Scientists at the National Institute of Standards and Technology (NIST) have mapped out a plan for the NIST Material Measurement Laboratory, the unit responsible for the measurement science and technology needed to support the nation’s research and business sectors based in the materials, chemical and biological sciences.
The plan places emphasis on research support in areas including engineered biotechnology, biotherapeutics and environmental chemistry; leveraging massive datasets to accelerate development of new products; and work in advanced materials development and advanced manufacturing techniques such as additive manufacturing.
The newly released 5-year strategic plan for NIST’s Material Measurement Laboratory, says laboratory director Laurie Locascio, reflects the realities of today’s research frontiers in chemistry, biology and materials science.
“In both medicine and manufacturing, for example,” Locascio says, “we’re seeing a growing importance in biologically derived materials such as custom designed proteins. Existing measurement technologies are inadequate for properly characterizing these materials or reliably controlling their manufacture.
“Or consider the entire Materials Genome Initiative. The old trial-and-error methods for developing new materials for industry are giving way to a more rational, more efficient materials-by-design approach. But that depends critically on having good, reliable data and well-tested models.”

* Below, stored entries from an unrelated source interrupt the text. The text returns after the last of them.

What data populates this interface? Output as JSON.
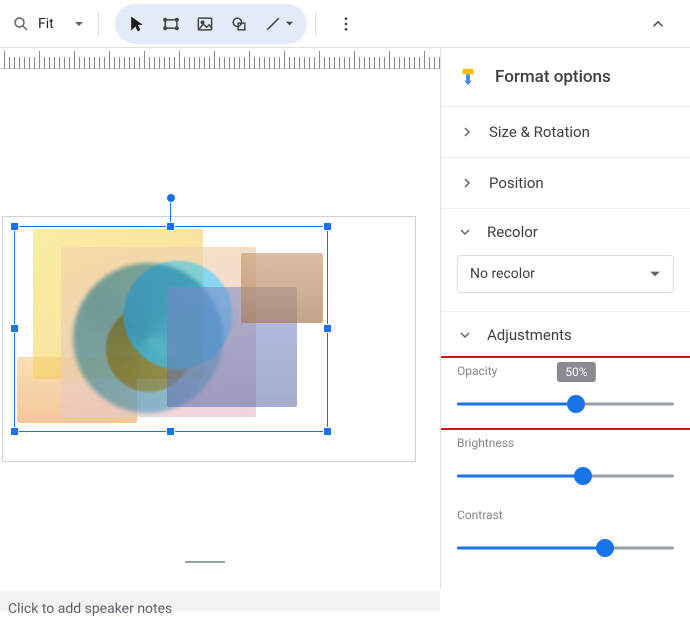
{
  "toolbar": {
    "zoom_label": "Fit"
  },
  "panel": {
    "title": "Format options",
    "sections": {
      "size_rotation": "Size & Rotation",
      "position": "Position",
      "recolor": "Recolor",
      "recolor_value": "No recolor",
      "adjustments": "Adjustments"
    }
  },
  "adjustments": {
    "opacity": {
      "label": "Opacity",
      "value": 50,
      "tooltip": "50%"
    },
    "brightness": {
      "label": "Brightness",
      "value": 50
    },
    "contrast": {
      "label": "Contrast",
      "value": 60
    }
  },
  "notes_placeholder": "Click to add speaker notes"
}
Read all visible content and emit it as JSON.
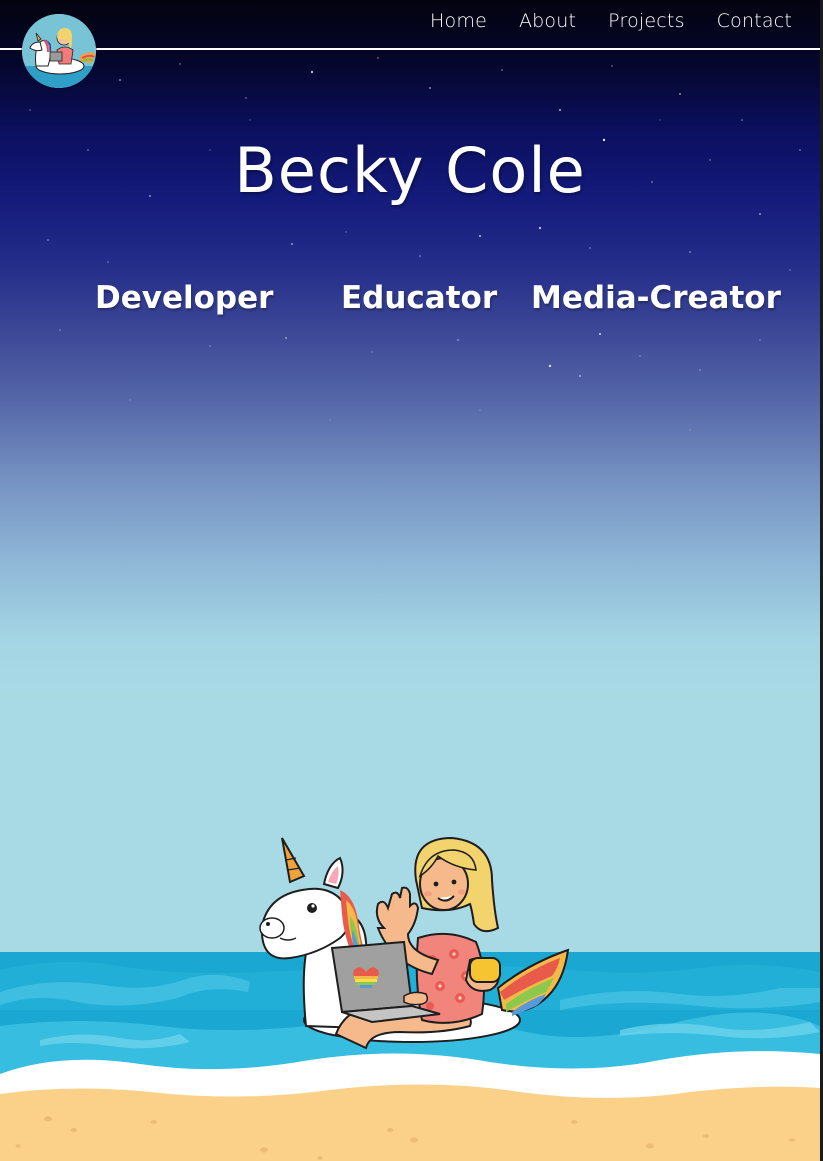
{
  "nav": {
    "links": [
      "Home",
      "About",
      "Projects",
      "Contact"
    ]
  },
  "logo": {
    "icon": "unicorn-float-avatar-icon"
  },
  "hero": {
    "title": "Becky Cole",
    "roles": [
      "Developer",
      "Educator",
      "Media-Creator"
    ]
  },
  "illustration": {
    "icon": "girl-on-unicorn-float-with-laptop-illustration"
  },
  "colors": {
    "sky_top": "#03030f",
    "sky_mid": "#141b7c",
    "sky_bottom": "#a8dae6",
    "sea": "#1aa7d1",
    "foam": "#ffffff",
    "sand": "#fbd18a",
    "text": "#ffffff"
  }
}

The plan outlines a broad research agenda for measurement science in biology, chemistry and materials science, and new initiatives for NIST’s widely used standard reference materials and standard data products, as well as organizational goals for internal management and strategic partnering.
The document is principally aimed at the laboratory’s research peers and stakeholders. While it discusses major research and management goals in detail, it does not discuss budget issues.